The young waitress was standing at the counter that lay between two upright food freezers. Her left hand was palm down on a wooden cutting board. With her right hand she gripped an eighteen-inch-long meat fork. The two wickedly sharp prongs appeared to have been driven all the way through her left hand and into the wood beneath. Blood spotted her light blue uniform, glistened on the cutting board, and dripped from the edge of the Formica-topped counter. She was screaming and gasping for breath between the screams and shaking and trying to wrench the fork loose.
Turning back to Bob Thorp, who stood transfixed in the doorway, Paul said, “Get Doc Troutman.”
Thorp didn’t have to be told again. He hurried away.
Taking hold of the woman’s right hand, Paul said, “Let go of the fork. I want you to let go of the fork. You’re doing more harm than good.”

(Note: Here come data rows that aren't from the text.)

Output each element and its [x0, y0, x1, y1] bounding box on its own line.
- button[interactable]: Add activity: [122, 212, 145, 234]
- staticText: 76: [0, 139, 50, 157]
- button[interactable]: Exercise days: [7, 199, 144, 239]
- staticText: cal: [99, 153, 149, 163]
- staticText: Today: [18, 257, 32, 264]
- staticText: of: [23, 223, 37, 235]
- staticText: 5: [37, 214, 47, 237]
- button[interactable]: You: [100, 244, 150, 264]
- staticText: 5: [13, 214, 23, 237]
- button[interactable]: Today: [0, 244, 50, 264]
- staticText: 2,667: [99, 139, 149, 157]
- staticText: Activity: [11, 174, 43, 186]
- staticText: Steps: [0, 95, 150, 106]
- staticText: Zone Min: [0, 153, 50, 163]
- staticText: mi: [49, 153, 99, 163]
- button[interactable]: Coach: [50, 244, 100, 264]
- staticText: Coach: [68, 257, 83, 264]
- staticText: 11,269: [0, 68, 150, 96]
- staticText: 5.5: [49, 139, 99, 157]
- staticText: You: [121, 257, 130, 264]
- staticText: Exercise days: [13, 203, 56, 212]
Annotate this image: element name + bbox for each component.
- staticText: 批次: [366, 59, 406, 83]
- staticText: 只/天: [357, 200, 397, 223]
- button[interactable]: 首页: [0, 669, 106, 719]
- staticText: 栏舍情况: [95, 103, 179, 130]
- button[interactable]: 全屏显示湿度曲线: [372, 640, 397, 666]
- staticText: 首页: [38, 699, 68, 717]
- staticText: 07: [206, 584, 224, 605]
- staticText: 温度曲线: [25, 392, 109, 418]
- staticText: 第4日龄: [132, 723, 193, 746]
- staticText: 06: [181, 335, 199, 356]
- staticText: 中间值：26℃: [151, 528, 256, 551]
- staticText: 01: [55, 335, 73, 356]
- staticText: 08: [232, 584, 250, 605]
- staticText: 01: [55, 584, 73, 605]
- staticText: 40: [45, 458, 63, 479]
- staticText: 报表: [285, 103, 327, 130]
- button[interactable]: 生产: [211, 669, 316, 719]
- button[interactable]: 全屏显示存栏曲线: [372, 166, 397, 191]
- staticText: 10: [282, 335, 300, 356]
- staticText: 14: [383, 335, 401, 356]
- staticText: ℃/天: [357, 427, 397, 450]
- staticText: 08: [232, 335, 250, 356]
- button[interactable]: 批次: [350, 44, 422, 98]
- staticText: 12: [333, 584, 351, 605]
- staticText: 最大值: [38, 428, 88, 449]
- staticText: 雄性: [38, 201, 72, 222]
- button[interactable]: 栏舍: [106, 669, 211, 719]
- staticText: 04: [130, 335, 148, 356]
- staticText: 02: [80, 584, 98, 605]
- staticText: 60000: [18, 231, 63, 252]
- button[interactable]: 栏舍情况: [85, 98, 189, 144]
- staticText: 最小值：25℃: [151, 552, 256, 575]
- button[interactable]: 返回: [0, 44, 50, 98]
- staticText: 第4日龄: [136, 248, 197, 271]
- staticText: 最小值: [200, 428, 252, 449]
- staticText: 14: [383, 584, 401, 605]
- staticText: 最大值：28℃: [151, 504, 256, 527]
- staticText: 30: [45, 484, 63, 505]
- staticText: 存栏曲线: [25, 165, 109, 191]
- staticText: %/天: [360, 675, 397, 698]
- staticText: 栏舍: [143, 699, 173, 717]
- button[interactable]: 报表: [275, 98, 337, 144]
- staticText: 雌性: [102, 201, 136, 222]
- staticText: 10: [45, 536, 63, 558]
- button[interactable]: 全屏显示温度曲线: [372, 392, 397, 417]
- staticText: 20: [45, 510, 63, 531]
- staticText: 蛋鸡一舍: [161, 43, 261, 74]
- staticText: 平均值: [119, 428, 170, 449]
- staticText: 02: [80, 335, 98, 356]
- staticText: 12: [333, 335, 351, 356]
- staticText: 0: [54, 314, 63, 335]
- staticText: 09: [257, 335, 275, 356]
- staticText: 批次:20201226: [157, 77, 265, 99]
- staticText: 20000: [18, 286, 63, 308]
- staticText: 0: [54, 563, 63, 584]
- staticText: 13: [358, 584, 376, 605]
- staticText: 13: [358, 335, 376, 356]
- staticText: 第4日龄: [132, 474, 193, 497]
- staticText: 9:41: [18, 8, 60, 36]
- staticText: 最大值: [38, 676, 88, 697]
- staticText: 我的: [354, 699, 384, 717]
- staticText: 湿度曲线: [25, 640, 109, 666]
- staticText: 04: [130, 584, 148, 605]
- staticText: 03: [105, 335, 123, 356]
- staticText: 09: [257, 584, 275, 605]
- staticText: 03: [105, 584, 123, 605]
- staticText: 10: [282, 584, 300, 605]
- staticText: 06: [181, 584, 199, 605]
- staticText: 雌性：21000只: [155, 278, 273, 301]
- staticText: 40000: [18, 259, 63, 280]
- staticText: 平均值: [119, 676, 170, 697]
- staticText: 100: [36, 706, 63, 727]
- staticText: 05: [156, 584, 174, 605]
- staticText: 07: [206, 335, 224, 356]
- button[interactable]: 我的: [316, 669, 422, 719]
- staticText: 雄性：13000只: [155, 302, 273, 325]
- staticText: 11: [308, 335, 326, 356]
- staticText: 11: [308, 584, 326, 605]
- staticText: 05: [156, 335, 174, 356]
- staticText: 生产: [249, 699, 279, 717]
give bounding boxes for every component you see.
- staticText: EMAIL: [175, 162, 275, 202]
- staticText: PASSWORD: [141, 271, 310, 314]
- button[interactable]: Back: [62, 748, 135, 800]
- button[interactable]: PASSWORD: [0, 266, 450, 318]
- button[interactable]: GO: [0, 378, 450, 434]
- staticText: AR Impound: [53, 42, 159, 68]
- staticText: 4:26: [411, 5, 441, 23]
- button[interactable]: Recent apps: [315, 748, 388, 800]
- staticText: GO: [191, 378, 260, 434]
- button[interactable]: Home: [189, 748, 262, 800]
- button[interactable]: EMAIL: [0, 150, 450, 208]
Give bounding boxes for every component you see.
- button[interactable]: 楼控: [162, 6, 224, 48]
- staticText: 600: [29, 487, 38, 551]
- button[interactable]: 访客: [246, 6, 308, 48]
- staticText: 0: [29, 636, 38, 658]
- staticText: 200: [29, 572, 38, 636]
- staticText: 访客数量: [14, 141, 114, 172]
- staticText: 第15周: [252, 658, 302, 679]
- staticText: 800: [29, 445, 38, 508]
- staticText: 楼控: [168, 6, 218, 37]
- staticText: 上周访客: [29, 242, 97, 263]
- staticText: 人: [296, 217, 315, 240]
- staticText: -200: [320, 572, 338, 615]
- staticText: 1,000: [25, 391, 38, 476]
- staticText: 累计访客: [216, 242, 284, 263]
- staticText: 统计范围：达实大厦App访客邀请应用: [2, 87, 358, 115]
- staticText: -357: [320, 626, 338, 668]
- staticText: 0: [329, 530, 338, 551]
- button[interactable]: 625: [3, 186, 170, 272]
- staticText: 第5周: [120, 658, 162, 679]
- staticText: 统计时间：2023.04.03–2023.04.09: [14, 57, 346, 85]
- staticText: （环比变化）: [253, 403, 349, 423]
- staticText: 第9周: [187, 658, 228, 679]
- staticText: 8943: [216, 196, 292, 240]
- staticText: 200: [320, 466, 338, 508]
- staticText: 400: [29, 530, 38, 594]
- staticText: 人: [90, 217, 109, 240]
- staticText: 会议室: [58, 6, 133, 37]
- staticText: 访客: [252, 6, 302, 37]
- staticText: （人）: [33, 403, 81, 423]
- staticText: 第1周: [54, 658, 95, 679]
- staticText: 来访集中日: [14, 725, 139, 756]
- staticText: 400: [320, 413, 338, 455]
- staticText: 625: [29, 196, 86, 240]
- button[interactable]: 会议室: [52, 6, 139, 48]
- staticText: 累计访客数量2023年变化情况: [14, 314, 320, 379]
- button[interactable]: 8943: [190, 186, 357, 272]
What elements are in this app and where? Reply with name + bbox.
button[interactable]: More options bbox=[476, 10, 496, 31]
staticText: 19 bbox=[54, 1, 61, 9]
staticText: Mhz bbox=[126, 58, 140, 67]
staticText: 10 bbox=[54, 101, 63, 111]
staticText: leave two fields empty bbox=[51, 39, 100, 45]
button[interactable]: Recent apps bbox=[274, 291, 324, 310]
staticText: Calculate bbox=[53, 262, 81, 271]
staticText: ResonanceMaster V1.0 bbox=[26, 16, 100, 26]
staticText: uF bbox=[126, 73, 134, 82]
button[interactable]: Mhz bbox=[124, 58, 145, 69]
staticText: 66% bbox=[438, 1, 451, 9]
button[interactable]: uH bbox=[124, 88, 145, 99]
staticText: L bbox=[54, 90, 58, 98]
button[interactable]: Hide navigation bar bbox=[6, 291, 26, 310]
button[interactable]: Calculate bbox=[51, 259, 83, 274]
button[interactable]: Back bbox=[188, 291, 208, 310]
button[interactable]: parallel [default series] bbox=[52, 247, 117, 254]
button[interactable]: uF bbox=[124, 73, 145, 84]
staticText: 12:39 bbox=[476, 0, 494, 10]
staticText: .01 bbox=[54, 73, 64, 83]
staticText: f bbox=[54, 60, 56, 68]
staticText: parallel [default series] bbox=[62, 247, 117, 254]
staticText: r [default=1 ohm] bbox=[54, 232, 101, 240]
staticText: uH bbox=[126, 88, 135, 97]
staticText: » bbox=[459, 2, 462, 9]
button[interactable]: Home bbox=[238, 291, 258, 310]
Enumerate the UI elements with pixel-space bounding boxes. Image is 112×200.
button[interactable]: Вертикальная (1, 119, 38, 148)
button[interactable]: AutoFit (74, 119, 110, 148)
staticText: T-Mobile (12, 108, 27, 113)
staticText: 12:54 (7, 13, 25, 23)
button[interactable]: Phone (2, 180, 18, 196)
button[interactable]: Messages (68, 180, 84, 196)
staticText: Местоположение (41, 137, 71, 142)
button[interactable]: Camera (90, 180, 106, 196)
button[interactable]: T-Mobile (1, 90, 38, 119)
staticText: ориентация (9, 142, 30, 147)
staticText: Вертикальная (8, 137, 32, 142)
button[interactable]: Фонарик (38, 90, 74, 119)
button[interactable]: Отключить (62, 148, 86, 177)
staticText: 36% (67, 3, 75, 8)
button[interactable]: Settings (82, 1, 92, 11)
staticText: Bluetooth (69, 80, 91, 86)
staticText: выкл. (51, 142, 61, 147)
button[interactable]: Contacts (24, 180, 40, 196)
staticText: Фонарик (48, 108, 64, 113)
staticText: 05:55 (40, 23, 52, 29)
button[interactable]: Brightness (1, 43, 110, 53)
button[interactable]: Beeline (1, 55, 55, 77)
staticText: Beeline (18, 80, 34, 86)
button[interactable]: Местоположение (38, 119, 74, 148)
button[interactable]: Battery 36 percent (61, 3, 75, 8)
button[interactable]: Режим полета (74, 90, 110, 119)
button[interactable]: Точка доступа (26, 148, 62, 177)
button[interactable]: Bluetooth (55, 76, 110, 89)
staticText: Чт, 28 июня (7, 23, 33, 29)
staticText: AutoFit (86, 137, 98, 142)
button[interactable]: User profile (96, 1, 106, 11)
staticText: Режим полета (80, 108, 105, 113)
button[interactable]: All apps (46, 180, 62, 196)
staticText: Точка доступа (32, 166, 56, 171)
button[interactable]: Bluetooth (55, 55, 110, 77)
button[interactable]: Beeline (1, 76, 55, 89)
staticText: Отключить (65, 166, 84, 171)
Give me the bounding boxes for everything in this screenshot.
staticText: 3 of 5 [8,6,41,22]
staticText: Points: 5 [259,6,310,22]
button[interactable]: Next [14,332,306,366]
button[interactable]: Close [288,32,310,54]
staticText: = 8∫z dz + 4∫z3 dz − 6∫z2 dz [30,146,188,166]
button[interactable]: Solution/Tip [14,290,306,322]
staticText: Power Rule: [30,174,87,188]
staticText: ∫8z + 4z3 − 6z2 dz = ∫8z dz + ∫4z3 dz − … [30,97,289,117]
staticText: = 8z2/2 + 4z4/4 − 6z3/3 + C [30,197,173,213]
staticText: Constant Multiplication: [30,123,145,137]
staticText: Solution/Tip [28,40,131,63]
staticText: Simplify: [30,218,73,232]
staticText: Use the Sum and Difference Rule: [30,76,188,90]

She raised her head and seemed to look straight through him. Her face was chalky beneath her dark complexion; she was obviously in shock. She couldn’t stop screaming — an ululating wail more animal than human — and she probably didn’t even know that he had spoken to her.
He had to pry her fingers from the handle of the fork.
At his side Jenny said, “Oh, my God!”
“Hold her for me,” he said. “Don’t let her grab the fork.”
Jenny gripped the woman’s right wrist. She said, “I think I’m going to be sick.”
Paul wouldn’t have blamed her if she had been just that. In the tiny restaurant kitchen, with the ceiling only a few inches above their heads, the screams were deafening. The sight of that slender hand with the fork embedded in it was horrifying, the stuff of nightmares. The air was thick with the stale odors of baked ham, roast beef, fried onions, grease — and the fresh, metallic tang of blood. It was enough to nauseate anyone. But he said, “You won’t be sick. You’re a tough lady.”
She bit her lower lip and nodded.
Quickly, as if he had been prepared and waiting for exactly this emergency, Paul took a dishcloth from the towel rack and tore it into two strips. He threw one of these aside. With the other length of cloth and a long wooden tasting spoon, he fashioned a tourniquet for the waitress’s left arm. He twisted the wooden spoon with his right hand and covered the handle of the meat fork with his left. To Jenny he said, “Come around here and take the tourniquet.”